Emergency Alert: GO HOME.
These are the words that flashed on the cellphone screens of many South Carolinians as the governor’s home-and-work only order came into effect.
For many, home is where we have already been for several weeks now. After three or more weeks out, parents and students alike are missing school. Parents are missing a regular schedule and their students are missing spring activities, events, and mostly their friends. As much as they claim to hate school, it is a student’s refuge, it is their normal. Students spend the majority of their days walking the hallways of their schools under the influence of peers, teachers and administrators.
Typically, this time of year, the halls are abuzz with plans being made for the weekend, prom, graduation and summer vacation. This is also the time of year where we, in the substance abuse prevention field, spend time in schools promoting healthy decision making. We teach students about the effects that drugs and alcohol can have on their developing brain and body. We teach them about the laws surrounding substances as well as consequences they will experience if they break those laws.
Parents have been granted a special opportunity. We have been given the gift of time with our students that we normally don’t have because of the hustle and bustle of real life. Use this time to continue the conversation! Discuss as a family your values and expectations, as well as what they can expect if those expectations are not met. Educating our students in any subject prepares them for what they will face as they grow and mature. In our homes, we need to take time to teach our kids about drugs and alcohol. What effects substances can have on the developing brain and body as well as household and legal consequences of use.
What parents need to know:
• Facts are where it’s at.
Use evidence-based, credible resources to gather your information. On our website cornerstonecares.org/at-home-drug-prevention-resources-for-parents/ you will find a list of many resources that have facts as well as games you can use to make the conversation more fun.

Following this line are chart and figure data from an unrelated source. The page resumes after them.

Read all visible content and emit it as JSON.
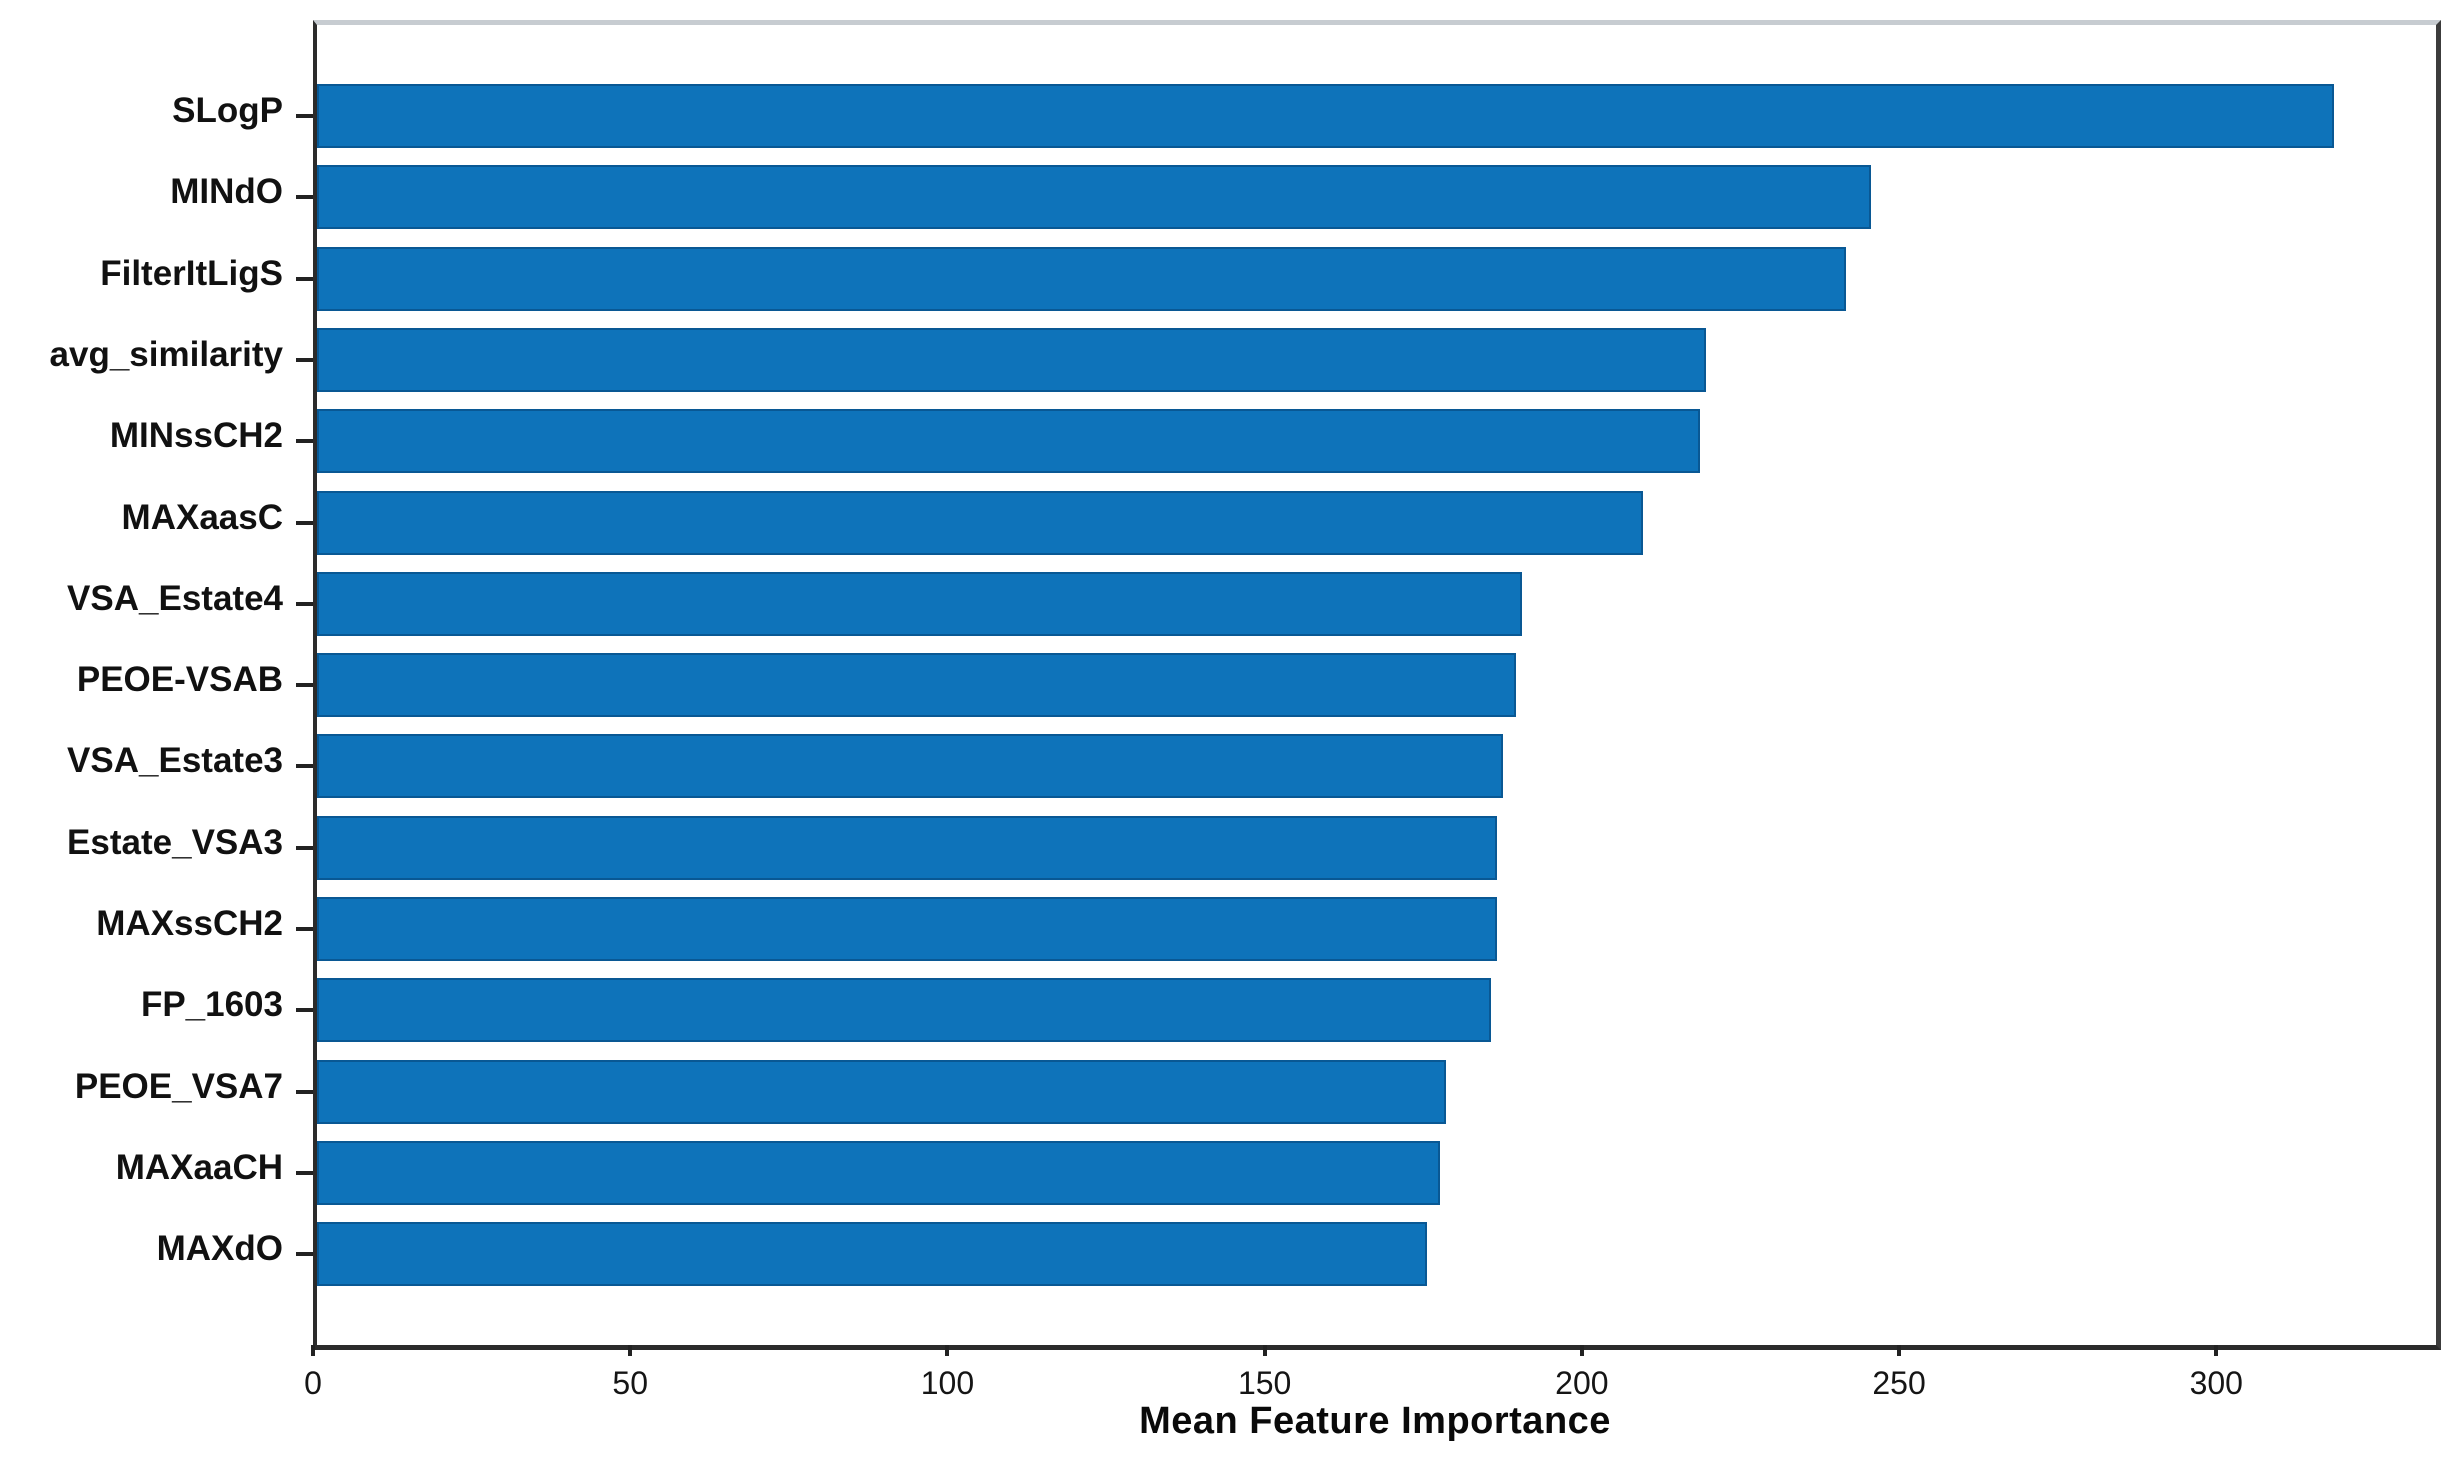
{
  "chart_data": {
    "type": "bar",
    "orientation": "horizontal",
    "title": "",
    "xlabel": "Mean Feature Importance",
    "ylabel": "",
    "categories": [
      "SLogP",
      "MINdO",
      "FilterItLigS",
      "avg_similarity",
      "MINssCH2",
      "MAXaasC",
      "VSA_Estate4",
      "PEOE-VSAB",
      "VSA_Estate3",
      "Estate_VSA3",
      "MAXssCH2",
      "FP_1603",
      "PEOE_VSA7",
      "MAXaaCH",
      "MAXdO"
    ],
    "values": [
      318,
      245,
      241,
      219,
      218,
      209,
      190,
      189,
      187,
      186,
      186,
      185,
      178,
      177,
      175
    ],
    "x_ticks": [
      0,
      50,
      100,
      150,
      200,
      250,
      300
    ],
    "xlim": [
      0,
      334
    ],
    "grid": false,
    "legend": null,
    "bar_color": "#0e73ba",
    "bar_edge_color": "#095894",
    "axis_color": "#2b2b2b",
    "top_spine_color": "#c7ccd1",
    "background_color": "#ffffff"
  }
}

• Different ages need different details.
It is never too soon to talk to your kids about drugs and alcohol, but remember, kids process and retain information differently depending on their developmental levels. Most of the resources we share on the link above break the information down into different age ranges.
• Plan ahead.
Make sure you plan for the question – “Well, did you ever?” Many times this question puts a parent on the defensive when it is actually a great opportunity. Be honest with your student but don’t share war stories. Use the opportunity to discuss what the different consequences were or could have been to the decisions you made.
• Share family history.
Science shows that addiction is a result of both genetics and choice. Knowing about a family history of addiction can tip the scales when a student is trying to weigh his or her options on whether to use a substance.
• Make a plan.
Come up with different scenarios with your student and ways they can get out of them. Plan out exit strategies for times when your student is faced with a high pressure decision.
Remember, this pandemic will end at some point and our students will return to school. When they do, they will be faced with the same pressures and curiosities that were there before. Arm them with the knowledge that they need to make the best decisions. Right now it is up to you to continue the conversation.